What’s the difference between mutual funds, index funds and ETF? they are kind of similar but with a few difference. On this short post you’ll learn these investment differences.


ETF mean exchange traded funds, they are the youngest of the three. They are the new kid in town.

They are similar to index funds. with low fees and passively manage. They can also be similar to mutual funds actively manage with high fees. ETF gives you options to choose.

What’s the difference? with ETF you can buy or sell shares whenever the stock market is open. They are trade like a stock but there are not stocks.

Index Funds

Index funds are the second older of the three, they were invented to minimized the high fees of mutual funds. They are a type of mutual funds. They are not actively manage by professional. They are passively manage.

Since they are passively manage, this lead to much less yearly fees. we talking around 0.02% fee. Index funds allow you to look at the performance of a bunch of stock with single graph instead of looking at each individual stocks.

You can buy or sell index funds share once per day only. Index funds are designed to track index. There are many type of index funds that track the S&P 500 index. You can tell that it’s a index fund because it will say index.

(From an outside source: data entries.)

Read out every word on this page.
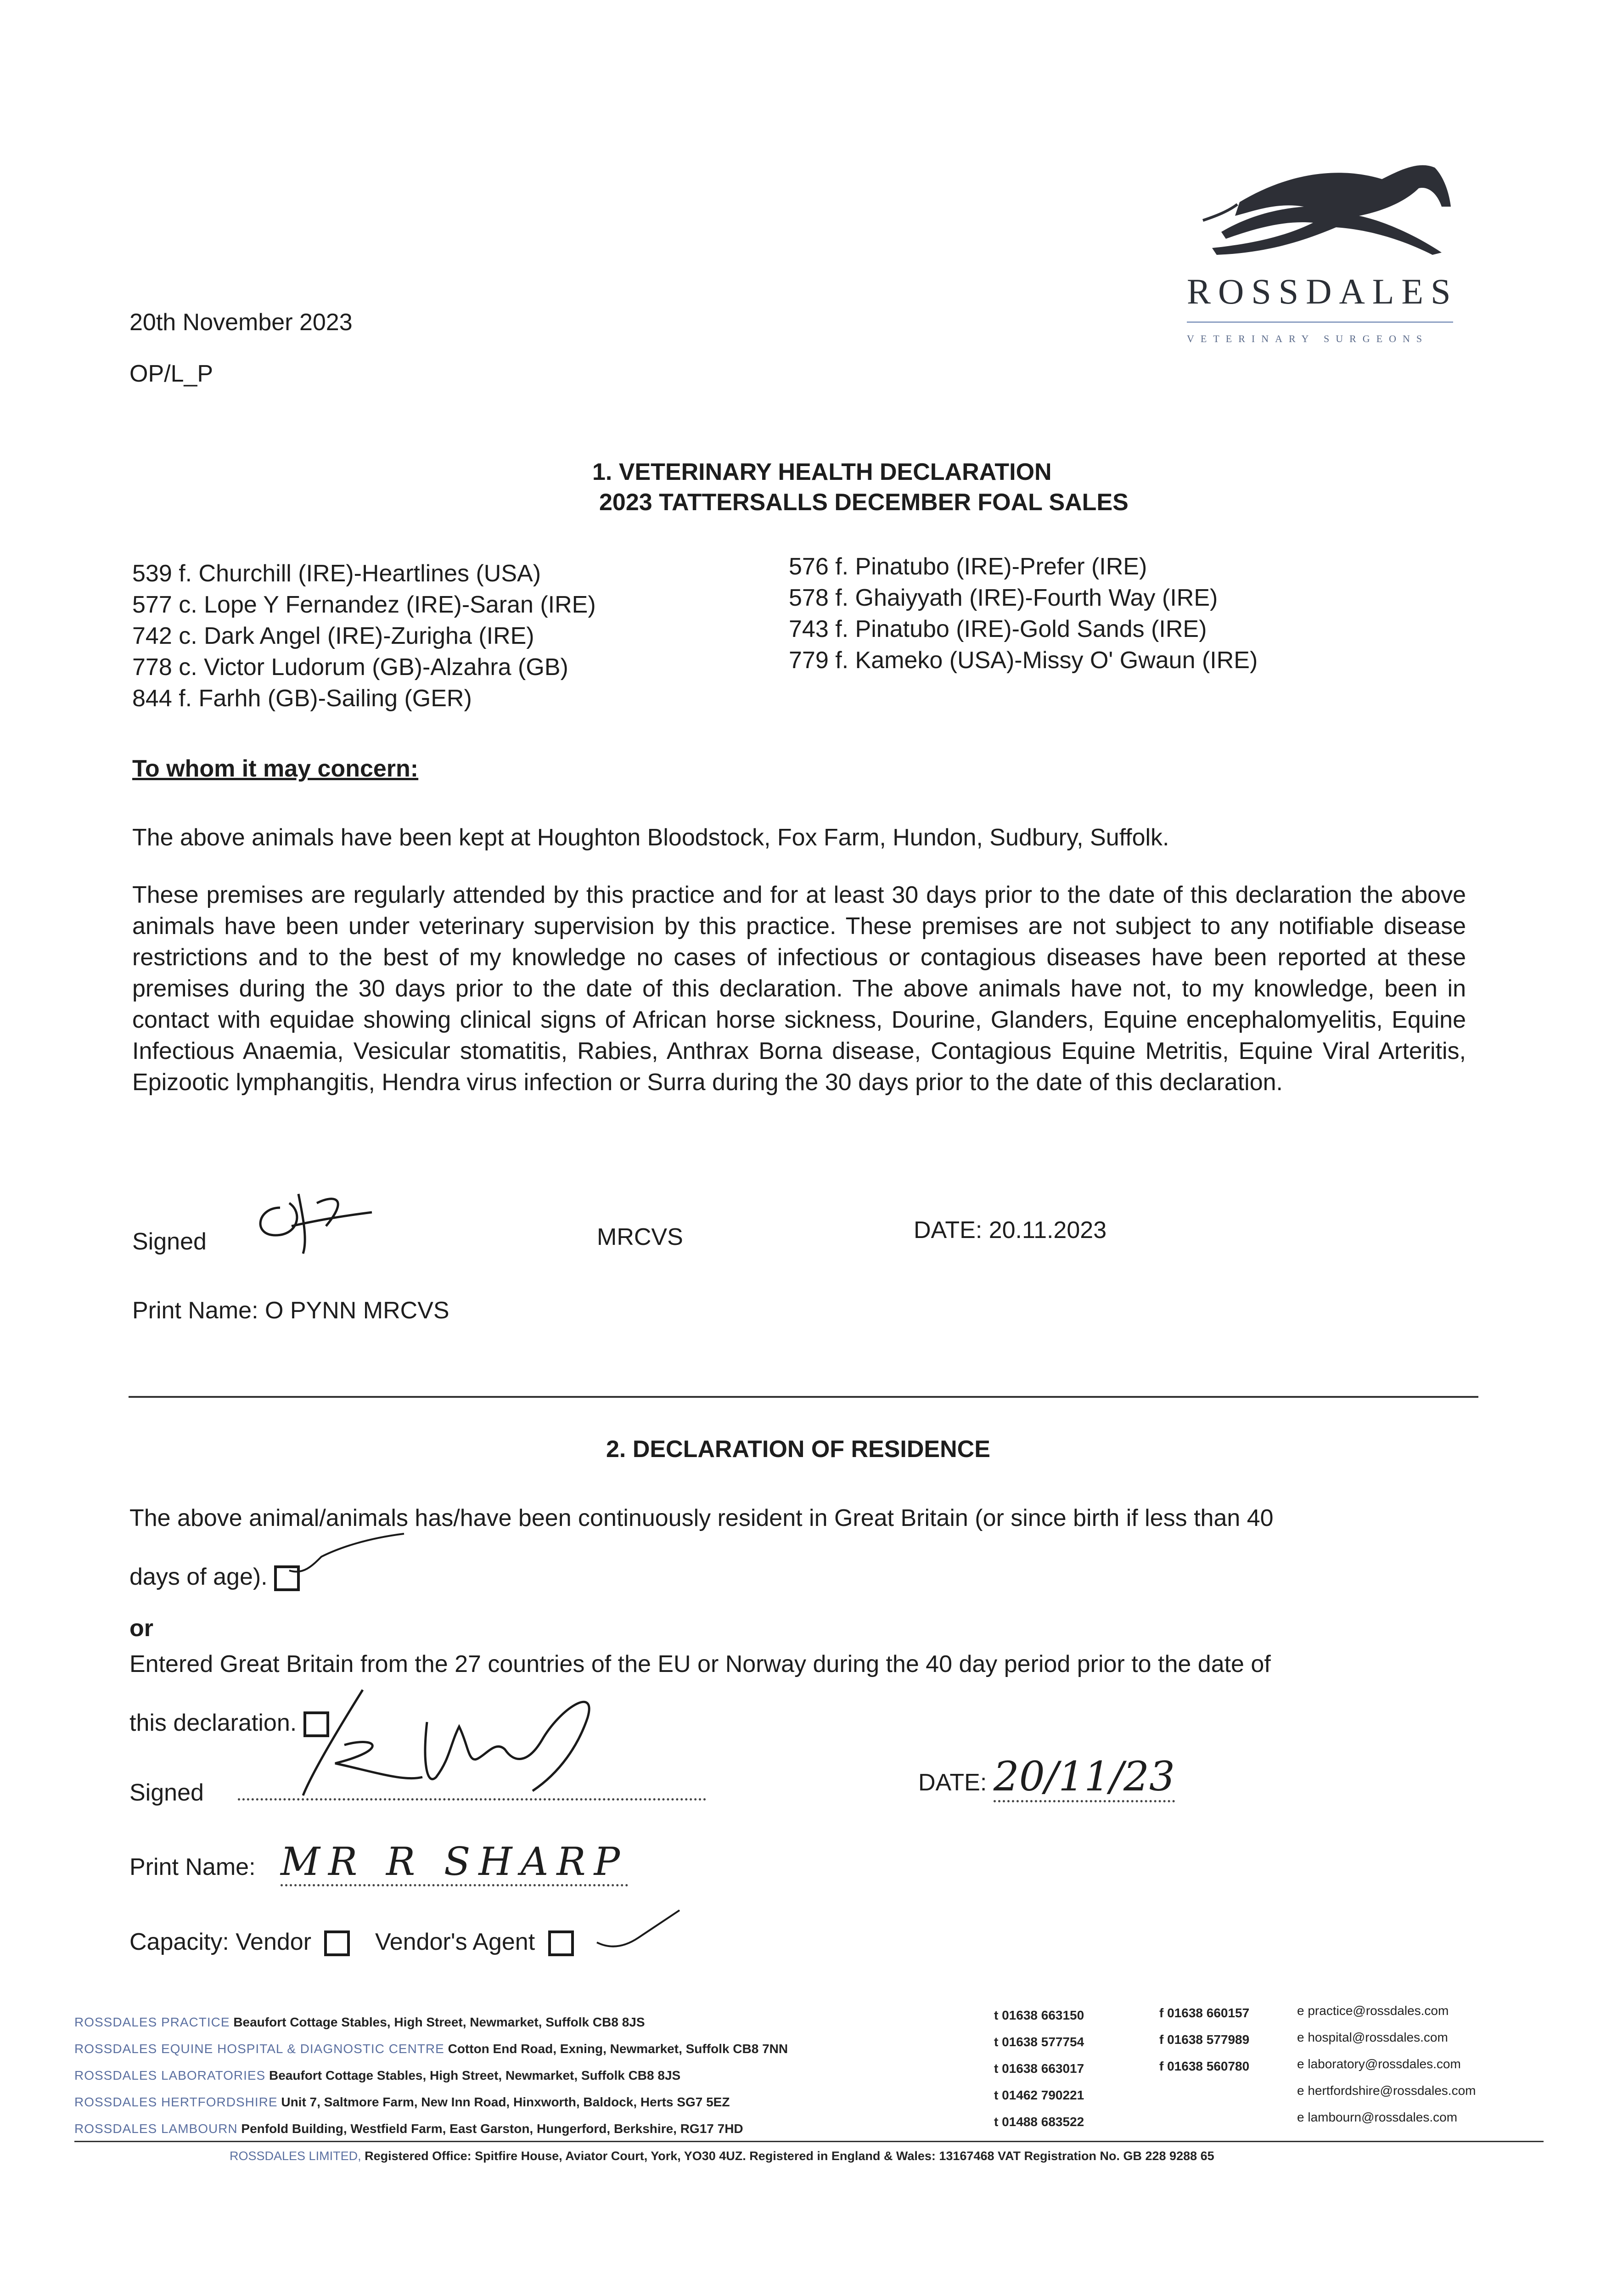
ROSSDALES
VETERINARY SURGEONS
20th November 2023
OP/L_P
1. VETERINARY HEALTH DECLARATION
2023 TATTERSALLS DECEMBER FOAL SALES
539 f. Churchill (IRE)-Heartlines (USA)
577 c. Lope Y Fernandez (IRE)-Saran (IRE)
742 c. Dark Angel (IRE)-Zurigha (IRE)
778 c. Victor Ludorum (GB)-Alzahra (GB)
844 f. Farhh (GB)-Sailing (GER)
576 f. Pinatubo (IRE)-Prefer (IRE)
578 f. Ghaiyyath (IRE)-Fourth Way (IRE)
743 f. Pinatubo (IRE)-Gold Sands (IRE)
779 f. Kameko (USA)-Missy O' Gwaun (IRE)
To whom it may concern:
The above animals have been kept at Houghton Bloodstock, Fox Farm, Hundon, Sudbury, Suffolk.
These premises are regularly attended by this practice and for at least 30 days prior to the date of this declaration the above animals have been under veterinary supervision by this practice. These premises are not subject to any notifiable disease restrictions and to the best of my knowledge no cases of infectious or contagious diseases have been reported at these premises during the 30 days prior to the date of this declaration. The above animals have not, to my knowledge, been in contact with equidae showing clinical signs of African horse sickness, Dourine, Glanders, Equine encephalomyelitis, Equine Infectious Anaemia, Vesicular stomatitis, Rabies, Anthrax Borna disease, Contagious Equine Metritis, Equine Viral Arteritis, Epizootic lymphangitis, Hendra virus infection or Surra during the 30 days prior to the date of this declaration.
Signed	MRCVS	DATE: 20.11.2023
Print Name: O PYNN MRCVS
2. DECLARATION OF RESIDENCE
The above animal/animals has/have been continuously resident in Great Britain (or since birth if less than 40
days of age).
or
Entered Great Britain from the 27 countries of the EU or Norway during the 40 day period prior to the date of
this declaration.
Signed	DATE: 20/11/23
Print Name: MR R SHARP
Capacity: Vendor	Vendor's Agent
ROSSDALES PRACTICE Beaufort Cottage Stables, High Street, Newmarket, Suffolk CB8 8JS
ROSSDALES EQUINE HOSPITAL & DIAGNOSTIC CENTRE Cotton End Road, Exning, Newmarket, Suffolk CB8 7NN
ROSSDALES LABORATORIES Beaufort Cottage Stables, High Street, Newmarket, Suffolk CB8 8JS
ROSSDALES HERTFORDSHIRE Unit 7, Saltmore Farm, New Inn Road, Hinxworth, Baldock, Herts SG7 5EZ
ROSSDALES LAMBOURN Penfold Building, Westfield Farm, East Garston, Hungerford, Berkshire, RG17 7HD
t 01638 663150
t 01638 577754
t 01638 663017
t 01462 790221
t 01488 683522
f 01638 660157
f 01638 577989
f 01638 560780
e practice@rossdales.com
e hospital@rossdales.com
e laboratory@rossdales.com
e hertfordshire@rossdales.com
e lambourn@rossdales.com
ROSSDALES LIMITED, Registered Office: Spitfire House, Aviator Court, York, YO30 4UZ. Registered in England & Wales: 13167468 VAT Registration No. GB 228 9288 65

Index funds have automatic reinvestment options, which make it truly passive. It can keep reinvesting the profit automatically. You can put automatic recurring investing. It allow to invest a portion of money from your checking account every month.

Mutual Funds

Mutual funds are oldest of the three, they came before ETF and Index funs. They were create to allow group of people to join and invest their money together.

Instead of investing in 90 single stocks 90 times, it allow you to invest in a group of stock for convenience. it allow you to invest 1 single time in 90 stocks, saving you time and money on fees.

By investing in group of stocks you gain diversification within the same classes of stock. Diversification minimize risk. If you have 100 different stock and one plummet, it does not affect the overall stock since you have 99 left. If each one where 1% then you just lose one percent only.

Mutual funds are the one with the highest fees since it’s active management. it’s manage by professional. they charge yearly fees of over 1%. You can tell that is a Mutual funds because it will say something like this. “Each advisor independently selects and maintains a portfolio of stocks”.

As you can see ETF, index funds and Mutual funds are kind of similar with minor differences.

Which one is best for investing? Only you can tell. Because what works for one person may not work for other. Some people enjoy to be actively managing their money other people enjoy to be passively managing their money.